Adaptive Filter (Base)

class pyroomacoustics.adaptive.adaptive_filter.AdaptiveFilter(length)

Bases: object

The dummy base class of an adaptive filter. This class doesn’t compute anything. It merely stores values in a buffer. It is used as a template for all other algorithms.

name()
reset()

Reset the state of the adaptive filter

update(x_n, d_n)

Updates the adaptive filter with a new sample

Parameters
  • x_n (float) – the new input sample

  • d_n (float) – the new noisy reference signal

Least Mean Squares

Least Mean Squares Family

Implementations of adaptive filters from the LMS class.
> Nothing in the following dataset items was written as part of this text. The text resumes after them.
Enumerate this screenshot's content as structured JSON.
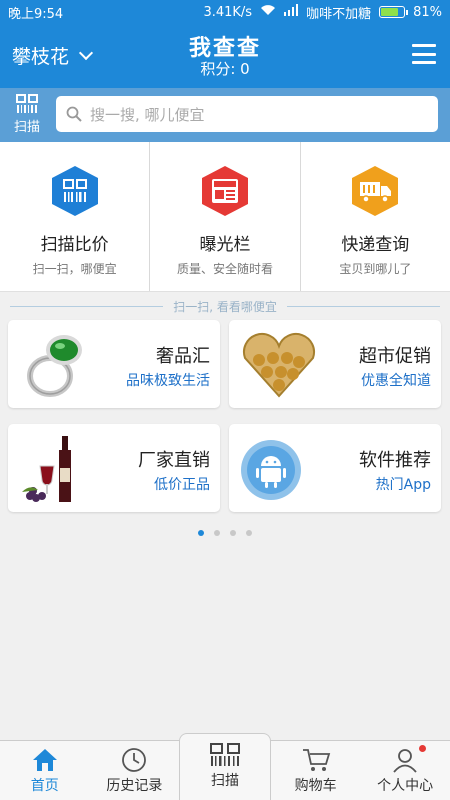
{
  "status": {
    "time": "晚上9:54",
    "speed": "3.41K/s",
    "carrier": "咖啡不加糖",
    "battery": "81%",
    "battery_level": 0.81
  },
  "header": {
    "city": "攀枝花",
    "title": "我查查",
    "score": "积分: 0"
  },
  "search": {
    "scan_label": "扫描",
    "placeholder": "搜一搜, 哪儿便宜"
  },
  "features": [
    {
      "title": "扫描比价",
      "subtitle": "扫一扫，哪便宜",
      "color": "#1e7fd6",
      "icon": "barcode-icon"
    },
    {
      "title": "曝光栏",
      "subtitle": "质量、安全随时看",
      "color": "#e53935",
      "icon": "news-icon"
    },
    {
      "title": "快递查询",
      "subtitle": "宝贝到哪儿了",
      "color": "#f0a01c",
      "icon": "truck-icon"
    }
  ],
  "divider_text": "扫一扫, 看看哪便宜",
  "cards": [
    {
      "title": "奢品汇",
      "subtitle": "品味极致生活",
      "icon": "ring-icon"
    },
    {
      "title": "超市促销",
      "subtitle": "优惠全知道",
      "icon": "chocolate-box-icon"
    },
    {
      "title": "厂家直销",
      "subtitle": "低价正品",
      "icon": "wine-icon"
    },
    {
      "title": "软件推荐",
      "subtitle": "热门App",
      "icon": "android-icon"
    }
  ],
  "pager": {
    "count": 4,
    "active": 0
  },
  "tabs": [
    {
      "label": "首页",
      "icon": "home-icon"
    },
    {
      "label": "历史记录",
      "icon": "clock-icon"
    },
    {
      "label": "扫描",
      "icon": "barcode-icon"
    },
    {
      "label": "购物车",
      "icon": "cart-icon"
    },
    {
      "label": "个人中心",
      "icon": "person-icon"
    }
  ],
  "colors": {
    "primary": "#1e88d8",
    "accent_text": "#1e70c8",
    "notification": "#e53935"
  }
}
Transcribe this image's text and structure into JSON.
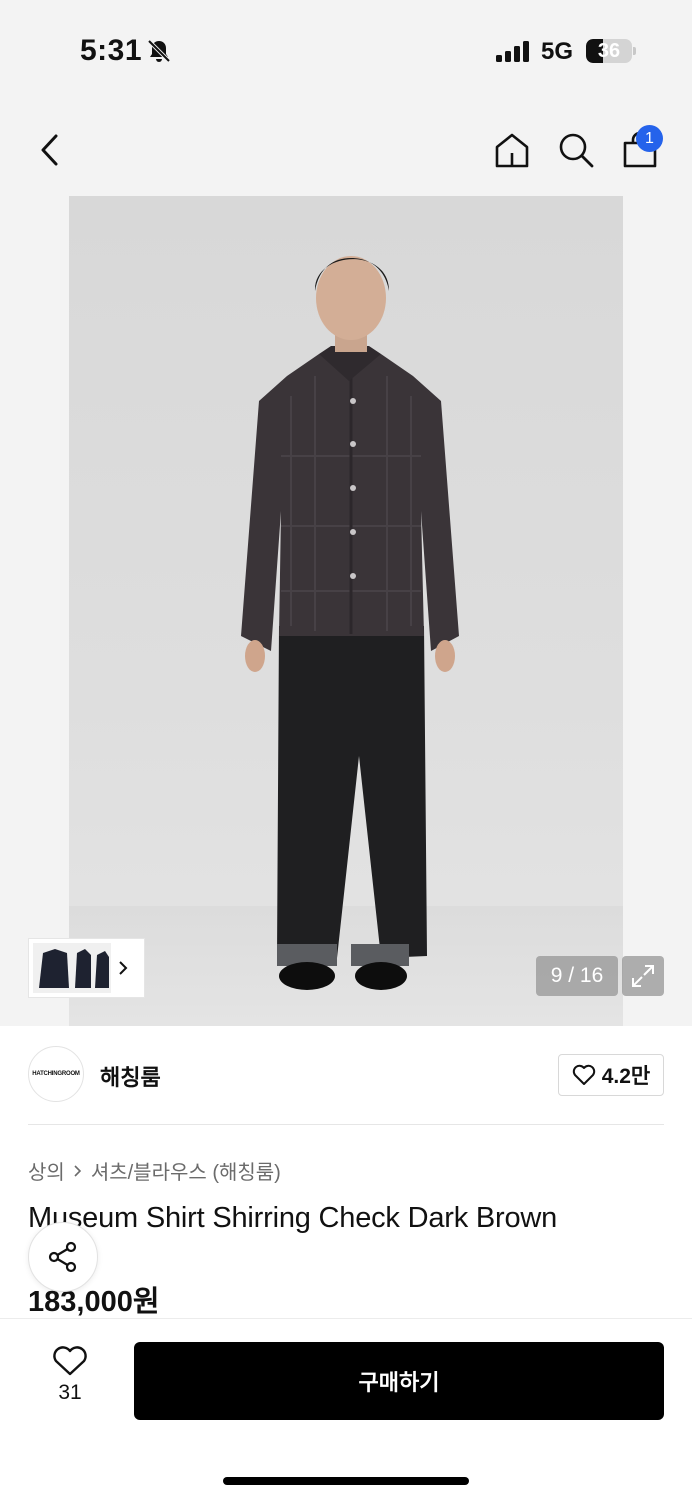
{
  "status_bar": {
    "time": "5:31",
    "network": "5G",
    "battery": "36",
    "battery_level": 0.36
  },
  "nav": {
    "cart_count": "1"
  },
  "gallery": {
    "counter": "9 / 16"
  },
  "brand": {
    "name": "해칭룸",
    "logo_text": "HATCHINGROOM",
    "likes": "4.2만"
  },
  "breadcrumb": {
    "category": "상의",
    "subcategory": "셔츠/블라우스 (해칭룸)"
  },
  "product": {
    "title": "Museum Shirt Shirring Check Dark Brown",
    "price": "183,000원"
  },
  "bottom_bar": {
    "wish_count": "31",
    "buy_label": "구매하기"
  },
  "colors": {
    "accent": "#2563eb",
    "buy_button": "#000000"
  }
}
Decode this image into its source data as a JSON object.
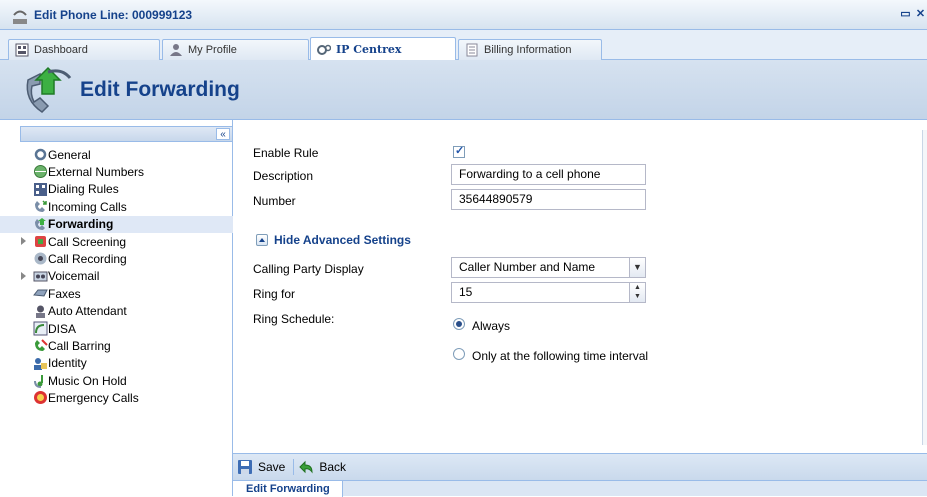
{
  "window": {
    "title": "Edit Phone Line: 000999123"
  },
  "tabs": [
    {
      "label": "Dashboard"
    },
    {
      "label": "My Profile"
    },
    {
      "label": "IP Centrex"
    },
    {
      "label": "Billing Information"
    }
  ],
  "header": {
    "title": "Edit Forwarding"
  },
  "sidebar": {
    "items": [
      {
        "label": "General"
      },
      {
        "label": "External Numbers"
      },
      {
        "label": "Dialing Rules"
      },
      {
        "label": "Incoming Calls"
      },
      {
        "label": "Forwarding"
      },
      {
        "label": "Call Screening"
      },
      {
        "label": "Call Recording"
      },
      {
        "label": "Voicemail"
      },
      {
        "label": "Faxes"
      },
      {
        "label": "Auto Attendant"
      },
      {
        "label": "DISA"
      },
      {
        "label": "Call Barring"
      },
      {
        "label": "Identity"
      },
      {
        "label": "Music On Hold"
      },
      {
        "label": "Emergency Calls"
      }
    ],
    "selected": "Forwarding"
  },
  "form": {
    "enable_rule_label": "Enable Rule",
    "enable_rule_checked": true,
    "description_label": "Description",
    "description_value": "Forwarding to a cell phone",
    "number_label": "Number",
    "number_value": "35644890579",
    "advanced_toggle": "Hide Advanced Settings",
    "calling_party_label": "Calling Party Display",
    "calling_party_value": "Caller Number and Name",
    "ring_for_label": "Ring for",
    "ring_for_value": "15",
    "ring_schedule_label": "Ring Schedule:",
    "ring_schedule_option_always": "Always",
    "ring_schedule_option_interval": "Only at the following time interval",
    "ring_schedule_selected": "Always"
  },
  "toolbar": {
    "save_label": "Save",
    "back_label": "Back"
  },
  "footer": {
    "tab_label": "Edit Forwarding"
  }
}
These algorithms have a low complexity and reliable behavior with a somewhat slower convergence.

class pyroomacoustics.adaptive.lms.BlockLMS(length, mu=0.01, L=1, nlms=False)

Bases: NLMS

Implementation of the least mean squares algorithm (NLMS) in its block form

Parameters
  • length (int) – the length of the filter

  • mu (float, optional) – the step size (default 0.01)

  • L (int, optional) – block size (default is 1)

  • nlms (bool, optional) – whether or not to normalize as in NLMS (default is False)

reset()

Reset the state of the adaptive filter

update(x_n, d_n)

Updates the adaptive filter with a new sample

Parameters
  • x_n (float) – the new input sample

  • d_n (float) – the new noisy reference signal

class pyroomacoustics.adaptive.lms.NLMS(length, mu=0.5)

Bases: AdaptiveFilter

Implementation of the normalized least mean squares algorithm (NLMS)

Parameters
  • length (int) – the length of the filter

  • mu (float, optional) – the step size (default 0.5)

update(x_n, d_n)

Updates the adaptive filter with a new sample

Parameters
  • x_n (float) – the new input sample

  • d_n (float) – the new noisy reference signal

Recursive Least Squares

Recursive Least Squares Family

Implementations of adaptive filters from the RLS class. These algorithms typically have a higher computational complexity, but a faster convergence.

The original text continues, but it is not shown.